Demandons à l'expert de vérifier le contenu de sa mission, la qualité des parties et des intervenants aux opérations ainsi que la nécessité de provoquer dans les plus brefs délais la mise en cause éventuelle d'autres acteurs, à la diligence des parties, sous le contrôle, le cas échéant, du magistrat chargé de la surveillance des expertises. Ce magistrat sera notamment informé de toutes difficultés affectant le bon déroulement de la mesure. Il accordera, à titre exceptionnel, toute prorogation du délai imparti sur demande motivée de l'expert. Le magistrat fixera, s'il y a lieu, toute provision complémentaire. Il sera saisi de toute demande particulière conditionnant, au niveau matériel ou financier, la poursuite de l'expertise. Il décidera aussi, saisi sur incident et après note spéciale de l'expert, de l'exécution de travaux urgents, au besoin pour le compte de qui il appartiendra.

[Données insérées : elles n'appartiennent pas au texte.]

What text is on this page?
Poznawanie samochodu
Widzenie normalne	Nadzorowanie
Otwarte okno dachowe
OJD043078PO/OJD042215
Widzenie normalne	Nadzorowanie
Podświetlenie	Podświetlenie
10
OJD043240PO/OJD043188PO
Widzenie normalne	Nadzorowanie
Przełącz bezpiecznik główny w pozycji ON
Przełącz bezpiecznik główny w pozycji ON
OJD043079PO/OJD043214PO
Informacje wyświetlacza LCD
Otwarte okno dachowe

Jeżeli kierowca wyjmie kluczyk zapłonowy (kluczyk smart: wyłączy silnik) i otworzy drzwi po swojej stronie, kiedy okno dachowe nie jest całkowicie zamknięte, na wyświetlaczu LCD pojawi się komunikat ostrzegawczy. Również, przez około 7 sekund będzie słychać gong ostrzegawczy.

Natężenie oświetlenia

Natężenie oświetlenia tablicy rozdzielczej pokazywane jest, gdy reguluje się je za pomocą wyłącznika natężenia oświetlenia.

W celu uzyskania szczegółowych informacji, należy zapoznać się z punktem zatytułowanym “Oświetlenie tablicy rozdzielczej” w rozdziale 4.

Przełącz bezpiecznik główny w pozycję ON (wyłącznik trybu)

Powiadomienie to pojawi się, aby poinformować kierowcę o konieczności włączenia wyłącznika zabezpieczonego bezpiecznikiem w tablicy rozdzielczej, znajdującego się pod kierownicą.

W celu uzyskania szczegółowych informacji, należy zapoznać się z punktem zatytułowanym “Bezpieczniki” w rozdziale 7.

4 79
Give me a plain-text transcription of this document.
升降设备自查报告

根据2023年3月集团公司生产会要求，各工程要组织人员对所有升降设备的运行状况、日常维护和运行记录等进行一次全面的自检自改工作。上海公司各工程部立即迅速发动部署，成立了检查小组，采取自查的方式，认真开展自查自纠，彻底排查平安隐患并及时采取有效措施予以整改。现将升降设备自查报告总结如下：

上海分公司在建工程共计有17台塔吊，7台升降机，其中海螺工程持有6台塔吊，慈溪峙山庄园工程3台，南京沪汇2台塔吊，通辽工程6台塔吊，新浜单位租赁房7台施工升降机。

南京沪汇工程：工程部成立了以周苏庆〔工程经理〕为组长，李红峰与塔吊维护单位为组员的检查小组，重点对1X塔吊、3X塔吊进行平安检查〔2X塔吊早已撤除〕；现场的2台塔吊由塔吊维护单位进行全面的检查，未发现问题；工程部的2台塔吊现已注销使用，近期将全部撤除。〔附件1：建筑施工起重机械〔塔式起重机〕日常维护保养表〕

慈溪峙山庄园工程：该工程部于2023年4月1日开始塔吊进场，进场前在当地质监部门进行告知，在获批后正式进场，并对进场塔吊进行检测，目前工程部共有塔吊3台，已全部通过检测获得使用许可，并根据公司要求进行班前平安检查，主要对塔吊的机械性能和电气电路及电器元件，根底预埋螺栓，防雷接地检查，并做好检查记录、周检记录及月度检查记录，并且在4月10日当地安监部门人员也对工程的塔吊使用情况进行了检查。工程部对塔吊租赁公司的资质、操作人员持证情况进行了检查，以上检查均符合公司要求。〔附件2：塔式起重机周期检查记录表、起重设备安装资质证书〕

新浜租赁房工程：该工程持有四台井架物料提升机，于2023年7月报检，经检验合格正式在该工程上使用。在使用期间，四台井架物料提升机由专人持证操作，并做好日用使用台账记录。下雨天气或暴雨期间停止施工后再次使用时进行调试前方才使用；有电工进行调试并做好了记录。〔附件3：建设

Autorisons l'expert, en vertu de l'article 278 du code de procédure civile, à s'adjoindre tout technicien ou homme de l'art, distinct de sa spécialité.
Rappelons que l'expert n'autorise aucun travaux de reprise, sauf urgence, après débats éventuels devant le juge chargé du suivi des expertises ou de la mise en état, selon le cas.
Soulignons qu'il n'entre pas dans la mission de l'expert de diriger ou de contrôler l'exécution des travaux dont la bonne fin est réceptionnée conformément au cadre légal.
Dans le but de limiter les frais d'expertise, invitons les parties, pour leurs échanges contradictoires avec l'expert et la communication des documents nécessaires à la réalisation de la mesure, à utiliser la voie dématérialisée via l'outil OPALEXE. Cette utilisation se fera dans le cadre déterminé par le site http://www.certeurope.fr et sous réserve de l'accord exprès et préalable de l'ensemble des parties.
Invitons le demandeur à communiquer sans délai à l'expert une version numérisée de son assignation.
Condamnons Mme [O] [B] au paiement des entiers dépens.
La minute a été signée par le président et le greffier aux jours mois et an énoncés en en-tête.